One of our aims in monitoring the GCSE, AS and A level awards each summer is to make sure, so far as possible, that there is a level playing field for the students. One of the ways that we do this is to make sure that the grade standards are comparable, so that it is no easier or more difficult to get a particular grade in a subject with one exam board than with another.
There are different ways to measure comparability of grade standards. In our live monitoring of summer awarding, we use statistical predictions based on prior attainment of candidates within subjects and specifications to judge the comparability of grade standards across all exam boards in a subject. Where all boards’ results are reasonably close to their predictions, we judge that their grade standards are aligned, and that it is no more easy or difficult to get a particular grade with one board than with another.
Exam boards also carry out a statistical screening exercise in the autumn following each set of GCSE results. This screening uses students’ results in all their GCSEs to judge whether an individual exam board’s grade standards were in line with those of other boards in a subject. The advantage of this method is that it uses a more recent set of data (students’ concurrent GCSE results) but the disadvantage is that, because it used concurrent data, it cannot be carried out until after results are issued.
The paper published today explores a new and alternative way of judging inter-board comparability in a subject, using Rasch modelling and differential step functioning (DSF) analysis. Rasch modelling is more commonly used to analyse the performance of individual items in a test. DSF can be used to compare the performance of different sub-groups with similar abilities on particular items (for example, boys and girls).
The research published today considers each student’s grade in a subject and compares it with the probability that they would have achieved that grade, based on the ability estimated using the grades they achieved in other subjects by applying the Rasch model.

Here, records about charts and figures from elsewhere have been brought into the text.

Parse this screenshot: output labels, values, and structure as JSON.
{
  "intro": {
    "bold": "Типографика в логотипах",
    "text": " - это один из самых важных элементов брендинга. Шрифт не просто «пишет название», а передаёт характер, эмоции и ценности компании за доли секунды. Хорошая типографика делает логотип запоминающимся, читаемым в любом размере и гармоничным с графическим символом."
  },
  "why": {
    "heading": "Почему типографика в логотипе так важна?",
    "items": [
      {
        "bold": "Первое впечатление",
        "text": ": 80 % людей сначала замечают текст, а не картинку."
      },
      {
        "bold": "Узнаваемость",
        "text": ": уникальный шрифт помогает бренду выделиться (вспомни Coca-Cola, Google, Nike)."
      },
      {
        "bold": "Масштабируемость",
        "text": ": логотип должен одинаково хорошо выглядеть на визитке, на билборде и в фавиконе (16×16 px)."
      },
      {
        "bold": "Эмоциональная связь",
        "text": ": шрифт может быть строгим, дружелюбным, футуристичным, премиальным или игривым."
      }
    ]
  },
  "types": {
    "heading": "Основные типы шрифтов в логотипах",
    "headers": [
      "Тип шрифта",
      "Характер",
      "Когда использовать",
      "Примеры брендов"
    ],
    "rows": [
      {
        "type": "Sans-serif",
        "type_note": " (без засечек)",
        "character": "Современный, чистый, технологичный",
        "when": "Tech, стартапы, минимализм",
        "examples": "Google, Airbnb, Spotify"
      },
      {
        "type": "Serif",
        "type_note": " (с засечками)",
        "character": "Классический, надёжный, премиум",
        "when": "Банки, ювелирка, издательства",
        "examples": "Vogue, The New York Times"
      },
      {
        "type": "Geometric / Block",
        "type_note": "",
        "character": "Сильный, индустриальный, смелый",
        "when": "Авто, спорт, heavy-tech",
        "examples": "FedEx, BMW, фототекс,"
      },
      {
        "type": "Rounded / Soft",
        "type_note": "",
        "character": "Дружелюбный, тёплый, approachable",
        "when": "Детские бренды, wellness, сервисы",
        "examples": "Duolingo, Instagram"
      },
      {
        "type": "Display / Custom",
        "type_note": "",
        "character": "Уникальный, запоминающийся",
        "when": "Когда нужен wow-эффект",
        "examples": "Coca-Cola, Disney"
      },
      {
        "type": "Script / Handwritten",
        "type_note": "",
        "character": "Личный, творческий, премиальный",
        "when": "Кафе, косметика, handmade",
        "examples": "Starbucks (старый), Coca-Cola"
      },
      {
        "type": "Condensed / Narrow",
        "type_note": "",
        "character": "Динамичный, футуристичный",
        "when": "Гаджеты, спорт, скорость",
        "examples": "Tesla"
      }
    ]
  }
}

It also considered students for each exam board separately, to see if there were differences between boards. If students for one exam board’s specification generally got higher (or lower) grades than their Rasch abilities would suggest, that might suggest that one exam board was easier (or more difficult) than the others.
The paper finds that most of the differences between boards were small – in most cases less than a fifth of a grade. In general exam boards’ grade standards were more in line at the higher grades than the lower grades. The findings in this paper were similar to those produced by the exam boards’ statistical screening exercise, suggesting that this approach validates that of the exam boards’ and could be used in future to measure comparability of standards between exam boards in a subject.